Baca juga: LBH Ungkap 6 Pelanggaran Hukum Polda Jateng Saat Tangani Demo di Semarang
Dia menilai kewajiban ini tidak berdasar dan menyulitkan korban dan keluarga.
Sebagian korban bahkan berasal dari luar kota Semarang, yang harus menempuh perjalanan cukup jauh dan meninggalkan sekolah atau pekerjaan untuk pergi memenuhi permintaan wajib lapor ke Polda Jateng.
"Keluarga bahkan memohon untuk dapat melakukan wajib lapor di Polres, agar akses nya tidak terlalu jauh, tapi ditolak oleh pihak Polda Jawa Tengah.
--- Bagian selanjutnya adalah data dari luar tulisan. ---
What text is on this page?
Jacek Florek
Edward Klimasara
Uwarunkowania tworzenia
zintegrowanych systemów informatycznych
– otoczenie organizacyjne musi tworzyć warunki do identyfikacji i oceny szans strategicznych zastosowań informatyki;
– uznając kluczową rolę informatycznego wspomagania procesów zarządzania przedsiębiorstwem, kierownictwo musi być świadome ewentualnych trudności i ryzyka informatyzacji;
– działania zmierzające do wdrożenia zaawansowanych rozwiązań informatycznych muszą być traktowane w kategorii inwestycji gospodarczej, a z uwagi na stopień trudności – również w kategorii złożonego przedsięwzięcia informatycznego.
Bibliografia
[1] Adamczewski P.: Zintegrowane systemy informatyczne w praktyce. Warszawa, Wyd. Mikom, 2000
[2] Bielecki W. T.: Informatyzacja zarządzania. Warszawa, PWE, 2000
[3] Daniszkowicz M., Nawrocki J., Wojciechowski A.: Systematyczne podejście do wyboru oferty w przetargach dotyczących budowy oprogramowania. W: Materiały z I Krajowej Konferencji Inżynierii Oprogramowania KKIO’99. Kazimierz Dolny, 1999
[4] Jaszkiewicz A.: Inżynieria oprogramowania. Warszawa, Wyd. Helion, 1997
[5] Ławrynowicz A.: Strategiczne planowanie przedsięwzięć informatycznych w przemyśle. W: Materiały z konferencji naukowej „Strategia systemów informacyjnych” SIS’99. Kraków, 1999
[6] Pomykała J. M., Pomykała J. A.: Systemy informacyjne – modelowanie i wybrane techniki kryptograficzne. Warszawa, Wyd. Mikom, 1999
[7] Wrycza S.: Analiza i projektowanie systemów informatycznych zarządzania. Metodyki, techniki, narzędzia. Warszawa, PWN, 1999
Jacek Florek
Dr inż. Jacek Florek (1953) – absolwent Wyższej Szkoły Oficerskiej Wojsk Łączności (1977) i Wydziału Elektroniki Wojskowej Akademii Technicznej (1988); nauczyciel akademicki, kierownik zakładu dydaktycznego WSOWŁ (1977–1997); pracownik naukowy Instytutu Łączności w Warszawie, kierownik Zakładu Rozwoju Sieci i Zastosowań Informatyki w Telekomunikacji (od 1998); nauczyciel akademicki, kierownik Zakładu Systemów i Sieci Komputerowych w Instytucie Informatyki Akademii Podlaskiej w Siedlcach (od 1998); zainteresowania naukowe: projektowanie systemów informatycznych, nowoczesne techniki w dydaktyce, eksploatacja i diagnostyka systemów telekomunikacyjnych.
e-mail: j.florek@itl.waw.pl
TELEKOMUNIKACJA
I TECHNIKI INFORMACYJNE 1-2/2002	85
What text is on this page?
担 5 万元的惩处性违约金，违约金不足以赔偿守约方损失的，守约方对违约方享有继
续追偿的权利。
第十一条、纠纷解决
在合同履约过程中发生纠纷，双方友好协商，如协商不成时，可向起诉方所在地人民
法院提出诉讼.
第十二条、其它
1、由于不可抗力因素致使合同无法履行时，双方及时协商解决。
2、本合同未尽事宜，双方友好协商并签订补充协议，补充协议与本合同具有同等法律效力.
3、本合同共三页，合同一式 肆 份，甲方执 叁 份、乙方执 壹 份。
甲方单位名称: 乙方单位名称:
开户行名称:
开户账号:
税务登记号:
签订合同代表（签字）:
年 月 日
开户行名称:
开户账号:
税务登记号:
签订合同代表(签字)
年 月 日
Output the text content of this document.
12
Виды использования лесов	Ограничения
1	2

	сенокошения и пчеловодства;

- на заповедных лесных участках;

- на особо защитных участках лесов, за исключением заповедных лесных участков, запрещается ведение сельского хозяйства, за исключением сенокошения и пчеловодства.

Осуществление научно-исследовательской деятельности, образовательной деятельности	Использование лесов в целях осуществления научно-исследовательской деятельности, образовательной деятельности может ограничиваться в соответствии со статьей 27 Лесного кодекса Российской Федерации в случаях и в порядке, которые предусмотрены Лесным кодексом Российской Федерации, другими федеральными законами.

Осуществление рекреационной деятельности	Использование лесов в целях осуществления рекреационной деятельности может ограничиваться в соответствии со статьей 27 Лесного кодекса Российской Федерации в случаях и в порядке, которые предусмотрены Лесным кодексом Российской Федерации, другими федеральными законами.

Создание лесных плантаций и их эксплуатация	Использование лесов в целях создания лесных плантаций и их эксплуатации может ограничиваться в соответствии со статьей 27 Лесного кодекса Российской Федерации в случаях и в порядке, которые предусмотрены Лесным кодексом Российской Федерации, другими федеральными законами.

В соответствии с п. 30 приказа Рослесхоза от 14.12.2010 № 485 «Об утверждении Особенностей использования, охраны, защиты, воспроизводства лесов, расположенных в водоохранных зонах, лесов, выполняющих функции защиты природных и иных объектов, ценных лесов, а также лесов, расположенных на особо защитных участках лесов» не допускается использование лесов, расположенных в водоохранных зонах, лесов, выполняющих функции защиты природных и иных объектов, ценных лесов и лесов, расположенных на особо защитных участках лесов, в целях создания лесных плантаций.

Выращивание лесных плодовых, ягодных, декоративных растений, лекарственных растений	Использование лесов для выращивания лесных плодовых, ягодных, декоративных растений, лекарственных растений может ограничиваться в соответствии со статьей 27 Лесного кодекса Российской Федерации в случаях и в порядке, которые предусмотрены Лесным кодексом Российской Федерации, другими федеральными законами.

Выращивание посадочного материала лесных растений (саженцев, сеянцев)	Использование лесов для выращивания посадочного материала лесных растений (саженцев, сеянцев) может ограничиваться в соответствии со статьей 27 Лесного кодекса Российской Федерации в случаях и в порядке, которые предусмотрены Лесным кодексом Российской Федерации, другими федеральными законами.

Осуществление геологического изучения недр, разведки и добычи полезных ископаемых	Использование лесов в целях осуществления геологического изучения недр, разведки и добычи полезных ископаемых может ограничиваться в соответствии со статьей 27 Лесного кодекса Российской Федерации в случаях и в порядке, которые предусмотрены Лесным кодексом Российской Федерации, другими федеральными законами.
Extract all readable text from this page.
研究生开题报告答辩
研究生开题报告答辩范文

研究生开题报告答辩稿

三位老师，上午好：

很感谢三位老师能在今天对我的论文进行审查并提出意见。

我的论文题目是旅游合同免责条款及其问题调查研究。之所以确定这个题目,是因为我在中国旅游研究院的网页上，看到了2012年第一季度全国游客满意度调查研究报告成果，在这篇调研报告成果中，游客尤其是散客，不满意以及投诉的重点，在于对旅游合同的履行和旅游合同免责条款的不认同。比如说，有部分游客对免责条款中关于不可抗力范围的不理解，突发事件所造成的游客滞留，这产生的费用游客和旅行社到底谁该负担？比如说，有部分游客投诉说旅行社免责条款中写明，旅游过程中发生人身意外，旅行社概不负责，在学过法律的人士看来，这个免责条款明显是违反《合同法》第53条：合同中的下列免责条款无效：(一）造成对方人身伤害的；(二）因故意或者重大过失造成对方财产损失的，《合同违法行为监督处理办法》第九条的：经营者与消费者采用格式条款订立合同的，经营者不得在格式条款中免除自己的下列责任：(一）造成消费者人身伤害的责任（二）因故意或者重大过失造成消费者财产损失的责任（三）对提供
Hal ini juga mengganggu aktivitas sehari-hari dan pendidikan anak, apabila harus menyediakan waktu wajib lapor dua kali seminggu," tuturnya.
Baca juga: LBH Kecam Salah Tangkap Polda Jateng saat Demo di Semarang: Ada yang Cuma Beli Es Teh
Dia menegaskan, langkah Polda Jateng ini bertentangan dengan asas kepastian hukum.
KUHAP Pasal 31 menyebut wajib lapor hanya dapat diterapkan pada tersangka yang dikenai penangguhan penahanan.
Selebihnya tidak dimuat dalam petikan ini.